Create a file called local_options.py in the same folder that contains the simulation_5 folder. The content of the file is the following:

options = {'MaxClustersPerTemp': 7,
           'RecursiveDepth': 2,
           'MinInputSizeRecluster': 1000,
           'MaxDistMatchGrouping': 1.6,
           'MarkArtifactClasses': False,
           'RecheckArtifacts': False}

Then re-run the clustering procedure. At this point, you should use a different label. Labels are names under which the clustering results are stored. By using different labels, you can save different clustering results from the same data and compare them later. So just enter

css-simple-clustering --datafile simulation_5/data_simulation_5.h5 --label optimized.

When the process is finished, enter

css-plot-sorted --label sort_pos_optimized.

(The prefix sort_pos_ is automatically prepended to the label).

The sorting results are much better now:

Optimized clustering results from Simulation 5

As you can see, with the optimized options, Combinato generated 10 units. Each unit is displayed as a density plot along with its cumulative spike count (see the red frame for an example). Just next to the density plots, there is a list of all subclusters the unit consists of.

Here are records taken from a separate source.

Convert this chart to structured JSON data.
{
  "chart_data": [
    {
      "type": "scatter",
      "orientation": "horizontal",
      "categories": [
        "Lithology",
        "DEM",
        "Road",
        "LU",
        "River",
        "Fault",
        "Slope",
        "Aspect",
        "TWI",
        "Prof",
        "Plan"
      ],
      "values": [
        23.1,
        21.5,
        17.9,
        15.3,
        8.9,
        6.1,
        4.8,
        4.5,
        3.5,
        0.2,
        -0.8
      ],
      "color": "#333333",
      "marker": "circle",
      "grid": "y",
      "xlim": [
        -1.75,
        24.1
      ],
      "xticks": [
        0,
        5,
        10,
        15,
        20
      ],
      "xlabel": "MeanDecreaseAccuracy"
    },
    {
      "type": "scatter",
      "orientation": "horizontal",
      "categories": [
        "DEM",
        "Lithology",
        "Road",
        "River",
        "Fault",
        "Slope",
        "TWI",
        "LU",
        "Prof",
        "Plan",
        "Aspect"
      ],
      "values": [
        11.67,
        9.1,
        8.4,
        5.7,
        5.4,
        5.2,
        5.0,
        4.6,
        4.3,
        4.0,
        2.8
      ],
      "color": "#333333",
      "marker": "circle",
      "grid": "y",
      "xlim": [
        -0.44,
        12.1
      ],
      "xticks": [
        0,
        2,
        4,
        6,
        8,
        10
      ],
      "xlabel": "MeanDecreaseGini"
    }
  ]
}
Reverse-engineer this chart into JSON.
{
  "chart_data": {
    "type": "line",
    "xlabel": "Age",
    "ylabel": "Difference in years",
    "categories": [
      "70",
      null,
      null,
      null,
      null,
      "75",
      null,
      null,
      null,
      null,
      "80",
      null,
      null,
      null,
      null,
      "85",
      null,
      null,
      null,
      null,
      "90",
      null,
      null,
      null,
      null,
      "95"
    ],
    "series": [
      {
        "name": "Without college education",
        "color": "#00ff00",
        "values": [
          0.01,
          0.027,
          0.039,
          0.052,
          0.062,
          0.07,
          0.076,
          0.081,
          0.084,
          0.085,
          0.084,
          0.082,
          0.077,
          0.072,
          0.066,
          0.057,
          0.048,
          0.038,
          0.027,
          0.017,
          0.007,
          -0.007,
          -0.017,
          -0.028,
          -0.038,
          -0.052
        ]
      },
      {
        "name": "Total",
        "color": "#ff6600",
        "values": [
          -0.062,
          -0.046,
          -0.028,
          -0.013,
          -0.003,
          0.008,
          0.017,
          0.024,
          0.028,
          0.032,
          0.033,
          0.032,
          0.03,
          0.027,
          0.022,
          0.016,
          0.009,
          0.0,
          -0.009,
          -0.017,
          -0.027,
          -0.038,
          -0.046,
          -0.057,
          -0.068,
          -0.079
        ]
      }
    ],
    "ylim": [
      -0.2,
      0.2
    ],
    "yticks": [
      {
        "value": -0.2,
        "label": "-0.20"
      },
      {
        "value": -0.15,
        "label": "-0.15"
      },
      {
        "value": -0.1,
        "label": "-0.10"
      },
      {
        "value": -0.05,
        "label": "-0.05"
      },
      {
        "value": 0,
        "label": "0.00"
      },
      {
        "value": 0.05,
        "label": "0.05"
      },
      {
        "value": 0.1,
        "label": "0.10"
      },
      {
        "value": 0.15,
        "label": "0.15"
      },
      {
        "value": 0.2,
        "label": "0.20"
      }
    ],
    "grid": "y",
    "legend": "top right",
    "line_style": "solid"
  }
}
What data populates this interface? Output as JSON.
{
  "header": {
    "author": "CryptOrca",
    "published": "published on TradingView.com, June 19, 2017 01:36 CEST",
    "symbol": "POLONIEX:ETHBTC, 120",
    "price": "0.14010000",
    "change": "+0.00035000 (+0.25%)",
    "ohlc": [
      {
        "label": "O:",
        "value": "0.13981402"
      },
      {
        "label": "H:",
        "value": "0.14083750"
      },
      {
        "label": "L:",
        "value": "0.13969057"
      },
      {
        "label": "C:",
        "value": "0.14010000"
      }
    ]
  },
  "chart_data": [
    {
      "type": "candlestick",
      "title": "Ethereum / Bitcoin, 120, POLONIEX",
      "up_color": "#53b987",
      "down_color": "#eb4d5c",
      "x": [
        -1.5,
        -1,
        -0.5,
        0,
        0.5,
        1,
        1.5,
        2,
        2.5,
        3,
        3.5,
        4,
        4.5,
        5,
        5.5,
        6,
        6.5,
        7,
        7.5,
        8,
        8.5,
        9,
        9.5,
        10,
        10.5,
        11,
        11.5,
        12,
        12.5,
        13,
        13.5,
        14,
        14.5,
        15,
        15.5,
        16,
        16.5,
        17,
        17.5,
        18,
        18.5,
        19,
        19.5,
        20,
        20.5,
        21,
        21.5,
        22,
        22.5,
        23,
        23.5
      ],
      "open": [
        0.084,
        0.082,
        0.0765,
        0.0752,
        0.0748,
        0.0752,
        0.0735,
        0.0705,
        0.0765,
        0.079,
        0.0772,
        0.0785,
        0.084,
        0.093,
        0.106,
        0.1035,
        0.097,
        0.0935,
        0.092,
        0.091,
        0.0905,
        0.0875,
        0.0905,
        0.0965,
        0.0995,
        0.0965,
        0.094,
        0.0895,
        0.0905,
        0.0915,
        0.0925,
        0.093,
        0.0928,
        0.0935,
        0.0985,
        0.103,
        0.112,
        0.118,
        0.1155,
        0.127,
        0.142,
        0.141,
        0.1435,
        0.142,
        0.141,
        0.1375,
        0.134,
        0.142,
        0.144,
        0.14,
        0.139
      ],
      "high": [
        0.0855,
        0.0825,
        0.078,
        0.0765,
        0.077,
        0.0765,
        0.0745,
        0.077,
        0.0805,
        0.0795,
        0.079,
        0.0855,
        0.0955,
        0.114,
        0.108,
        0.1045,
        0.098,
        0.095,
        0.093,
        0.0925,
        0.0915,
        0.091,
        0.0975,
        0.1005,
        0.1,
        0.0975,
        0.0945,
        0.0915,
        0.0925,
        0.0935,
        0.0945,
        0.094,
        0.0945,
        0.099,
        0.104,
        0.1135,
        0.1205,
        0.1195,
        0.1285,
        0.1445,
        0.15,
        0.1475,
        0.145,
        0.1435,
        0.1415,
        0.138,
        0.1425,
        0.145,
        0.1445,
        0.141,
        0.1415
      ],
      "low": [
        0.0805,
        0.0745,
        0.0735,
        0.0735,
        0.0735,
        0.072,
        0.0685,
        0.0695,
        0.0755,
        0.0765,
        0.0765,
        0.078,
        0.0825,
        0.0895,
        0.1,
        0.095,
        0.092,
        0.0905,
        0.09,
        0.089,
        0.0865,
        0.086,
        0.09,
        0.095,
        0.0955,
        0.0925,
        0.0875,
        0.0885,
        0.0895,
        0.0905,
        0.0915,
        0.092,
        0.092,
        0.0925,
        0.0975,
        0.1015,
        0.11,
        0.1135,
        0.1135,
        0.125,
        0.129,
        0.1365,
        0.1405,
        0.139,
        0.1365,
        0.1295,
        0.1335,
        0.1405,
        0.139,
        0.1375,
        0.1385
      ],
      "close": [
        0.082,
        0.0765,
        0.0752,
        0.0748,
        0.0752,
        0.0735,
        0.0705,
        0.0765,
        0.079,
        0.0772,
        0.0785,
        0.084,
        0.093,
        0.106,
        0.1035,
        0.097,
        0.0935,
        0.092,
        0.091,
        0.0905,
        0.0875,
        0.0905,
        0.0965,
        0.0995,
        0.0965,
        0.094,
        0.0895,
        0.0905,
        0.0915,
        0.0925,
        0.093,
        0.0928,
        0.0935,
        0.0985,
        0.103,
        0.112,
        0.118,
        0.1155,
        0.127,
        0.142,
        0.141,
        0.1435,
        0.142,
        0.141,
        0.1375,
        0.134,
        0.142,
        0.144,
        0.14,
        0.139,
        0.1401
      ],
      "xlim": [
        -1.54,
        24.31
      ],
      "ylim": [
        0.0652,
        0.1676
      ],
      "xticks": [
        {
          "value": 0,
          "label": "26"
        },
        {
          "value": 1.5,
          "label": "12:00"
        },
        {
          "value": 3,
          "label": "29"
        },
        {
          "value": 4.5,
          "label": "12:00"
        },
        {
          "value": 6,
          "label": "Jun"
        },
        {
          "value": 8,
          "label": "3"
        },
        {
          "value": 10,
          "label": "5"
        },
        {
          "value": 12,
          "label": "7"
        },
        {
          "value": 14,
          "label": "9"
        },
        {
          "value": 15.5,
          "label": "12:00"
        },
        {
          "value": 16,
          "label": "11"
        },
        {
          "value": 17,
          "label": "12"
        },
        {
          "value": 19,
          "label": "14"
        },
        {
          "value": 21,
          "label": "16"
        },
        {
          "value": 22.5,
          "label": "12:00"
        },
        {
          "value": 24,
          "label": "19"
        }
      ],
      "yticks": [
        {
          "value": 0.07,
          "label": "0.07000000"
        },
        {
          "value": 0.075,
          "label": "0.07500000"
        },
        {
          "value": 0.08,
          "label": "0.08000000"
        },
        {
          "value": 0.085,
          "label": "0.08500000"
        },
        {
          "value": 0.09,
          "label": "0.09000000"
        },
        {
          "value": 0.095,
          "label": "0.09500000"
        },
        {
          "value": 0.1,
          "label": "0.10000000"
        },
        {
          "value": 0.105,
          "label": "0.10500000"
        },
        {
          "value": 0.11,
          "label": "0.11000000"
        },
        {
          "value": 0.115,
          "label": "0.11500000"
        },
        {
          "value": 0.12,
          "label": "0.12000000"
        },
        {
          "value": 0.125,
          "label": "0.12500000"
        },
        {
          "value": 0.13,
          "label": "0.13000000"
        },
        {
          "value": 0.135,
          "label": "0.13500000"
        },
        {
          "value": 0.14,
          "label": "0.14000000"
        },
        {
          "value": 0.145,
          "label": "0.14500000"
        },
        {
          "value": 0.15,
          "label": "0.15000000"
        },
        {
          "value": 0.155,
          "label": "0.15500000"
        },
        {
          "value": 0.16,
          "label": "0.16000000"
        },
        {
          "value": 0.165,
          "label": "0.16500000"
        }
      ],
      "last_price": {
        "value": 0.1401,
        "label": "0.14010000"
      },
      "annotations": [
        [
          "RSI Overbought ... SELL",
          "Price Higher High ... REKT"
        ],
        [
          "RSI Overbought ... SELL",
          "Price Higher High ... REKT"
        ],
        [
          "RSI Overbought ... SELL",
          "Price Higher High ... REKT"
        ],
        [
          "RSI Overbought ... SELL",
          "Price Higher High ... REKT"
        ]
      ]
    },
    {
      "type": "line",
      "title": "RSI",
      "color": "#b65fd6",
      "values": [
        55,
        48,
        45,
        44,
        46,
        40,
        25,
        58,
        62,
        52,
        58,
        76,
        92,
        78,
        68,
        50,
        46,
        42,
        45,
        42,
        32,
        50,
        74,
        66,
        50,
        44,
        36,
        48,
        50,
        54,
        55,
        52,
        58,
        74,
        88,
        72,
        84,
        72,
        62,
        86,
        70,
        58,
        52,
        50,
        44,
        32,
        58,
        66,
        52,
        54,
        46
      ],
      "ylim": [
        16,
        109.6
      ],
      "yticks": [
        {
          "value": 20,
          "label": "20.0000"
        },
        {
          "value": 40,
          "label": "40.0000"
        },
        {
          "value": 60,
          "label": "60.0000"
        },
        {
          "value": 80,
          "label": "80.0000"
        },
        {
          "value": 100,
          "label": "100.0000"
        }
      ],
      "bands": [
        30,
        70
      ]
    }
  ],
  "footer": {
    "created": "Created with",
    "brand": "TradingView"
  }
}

  1. Unit 1 consists of 8 subclusters. Probably the 5th and 7th subclusters should be made a different unit.
  2. Unit 3 consists of 2 subclusters. These are very different and should be split into two units using css-gui.
  3. Unit 7 consists of 2 subclusters. The first of these could be split further apart.

3. Manual optimization

As explained in Part I, use css-gui to further split apart under-clustered units. You can also set all units to Single Unit in css-gui (all units are considered multi-units by default).